At the same time, I’ve seen managers lose touch with the reality of their teams and delegate blindly, almost as an act of faith. Blind trust assumes everything is going well until proven otherwise. The problem is that by the time you have proof, the damage is often already done.
The approach that best reflects my view of trust and delegation is the one articulated very clearly by Will Larson in one of his books: inspected trust. The idea is simple but powerful: trust your team to do the right thing, but create intentional mechanisms to verify that things are on track. The key word here is “intentional”. Inspection should not be random or driven by anxiety. It should be systematic, transparent, and designed to help rather than control.
In practice, this management style translates into three concrete initiatives:
- work transparency: a small set of truly meaningful KPIs, periodic demos, documented decisions and any other tool that enables autonomous and non-intrusive inspection
- strategic deep dives: occasionally going deep into a task, sometimes even participating in a sprint, provides a very efficient understanding of how the team works and creates opportunities to contribute (lead by example)

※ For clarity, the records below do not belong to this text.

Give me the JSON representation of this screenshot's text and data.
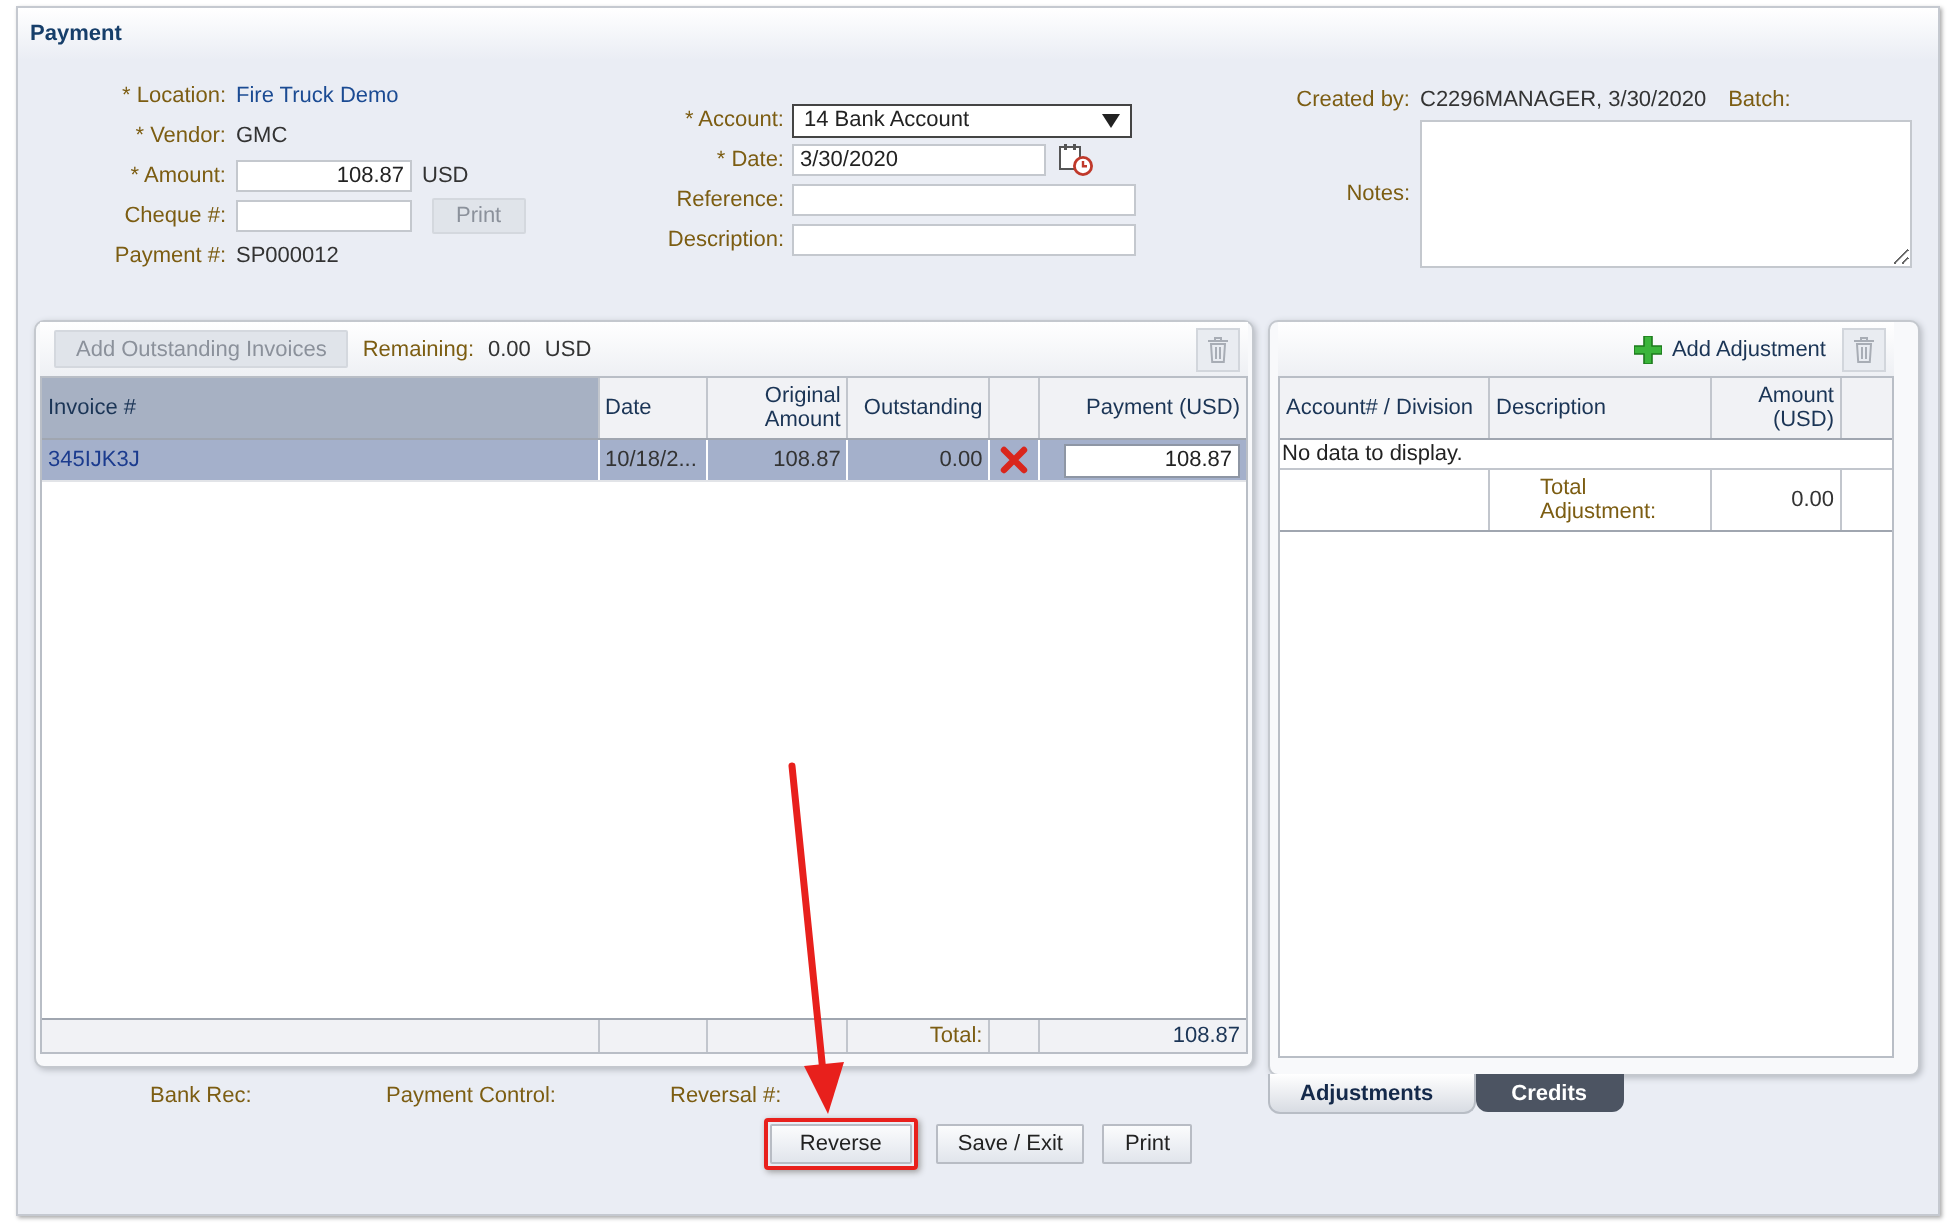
{
  "title": "Payment",
  "left_fields": [
    {
      "label": "* Location:",
      "kind": "link",
      "value": "Fire Truck Demo"
    },
    {
      "label": "* Vendor:",
      "kind": "text",
      "value": "GMC"
    },
    {
      "label": "* Amount:",
      "kind": "input",
      "value": "108.87",
      "unit": "USD"
    },
    {
      "label": "Cheque #:",
      "kind": "input",
      "button": "Print",
      "button_disabled": true
    },
    {
      "label": "Payment #:",
      "kind": "text",
      "value": "SP000012"
    }
  ],
  "mid_fields": [
    {
      "label": "* Account:",
      "kind": "select",
      "value": "14 Bank Account"
    },
    {
      "label": "* Date:",
      "kind": "date",
      "value": "3/30/2020"
    },
    {
      "label": "Reference:",
      "kind": "input"
    },
    {
      "label": "Description:",
      "kind": "input"
    }
  ],
  "info": {
    "created_label": "Created by:",
    "created_value": "C2296MANAGER, 3/30/2020",
    "batch_label": "Batch:",
    "notes_label": "Notes:"
  },
  "invoices": {
    "add_button": "Add Outstanding Invoices",
    "remaining_label": "Remaining:",
    "remaining_value": "0.00",
    "remaining_unit": "USD",
    "columns": [
      "Invoice #",
      "Date",
      "Original Amount",
      "Outstanding",
      "Payment (USD)"
    ],
    "rows": [
      {
        "invoice": "345IJK3J",
        "date": "10/18/2...",
        "original": "108.87",
        "outstanding": "0.00",
        "payment": "108.87",
        "selected": true
      }
    ],
    "total_label": "Total:",
    "total": "108.87"
  },
  "adjustments": {
    "add_button": "Add Adjustment",
    "columns": [
      "Account# / Division",
      "Description",
      "Amount (USD)"
    ],
    "empty_text": "No data to display.",
    "total_label": "Total Adjustment:",
    "total": "0.00"
  },
  "tabs": [
    {
      "label": "Adjustments",
      "selected": true
    },
    {
      "label": "Credits",
      "selected": false
    }
  ],
  "footer_fields": [
    "Bank Rec:",
    "Payment Control:",
    "Reversal #:"
  ],
  "buttons": [
    {
      "label": "Reverse",
      "highlighted": true
    },
    {
      "label": "Save / Exit",
      "highlighted": false
    },
    {
      "label": "Print",
      "highlighted": false
    }
  ]
}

- 1:1s (including skip-levels) where personal perspectives on technical topics are openly discussed
To code or not to code, that is the question
If you ask an Engineering Manager whether they miss hands-on development, they will almost certainly say yes. I believe some lie, fearing that saying otherwise might make them look like pure people managers without technical skills. Others say it with conviction and usually try to carve out time to code, even on personal projects, because they still genuinely enjoy it. I belong to this second group.
AI does not eliminate the need for technical skills, but it lowers the barrier to exercising them effectively, even when you’re no longer hands-on every day. In this sense, I find AI to be a tremendous enabler. As an Engineering Manager, it is one of the most tangible benefits I’ve experienced personally, and I make extensive use of it.
I believe that carving out time to be operational within a team (once a month, once a quarter or even once a year, depending on how many teams you manage) has immense value. Many times, I’ve identified blockers, potential optimizations, or critical issues in a project just minutes after cloning a repository, issues that had not surfaced through conversations alone.
In my interpretation of this role, getting your hands dirty is extremely valuable. The hard part is doing it in the right measure, without becoming inefficient.
Conclusion
It’s not uncommon to hear about Software Engineers who tried the management path, found it unsatisfying, and returned to being individual contributors. That makes sense, because, as mentioned, it’s not a natural evolution, but a genuine crossroads. In my case, the opposite happened: I firmly believe this experience has helped me grow professionally.
There are two aspects of being an Engineering Manager that I particularly value and consider the main rewards of this role:
- the growth of people, especially those you manage to positively influence or help change course
- the ability to have an impact at scale through your teams, far greater than what you could achieve as an individual contributor
In full transparency, this is my experience after several years in the role. I hope it can be useful or inspiring for those who find themselves at that crossroads today, wondering what lies ahead.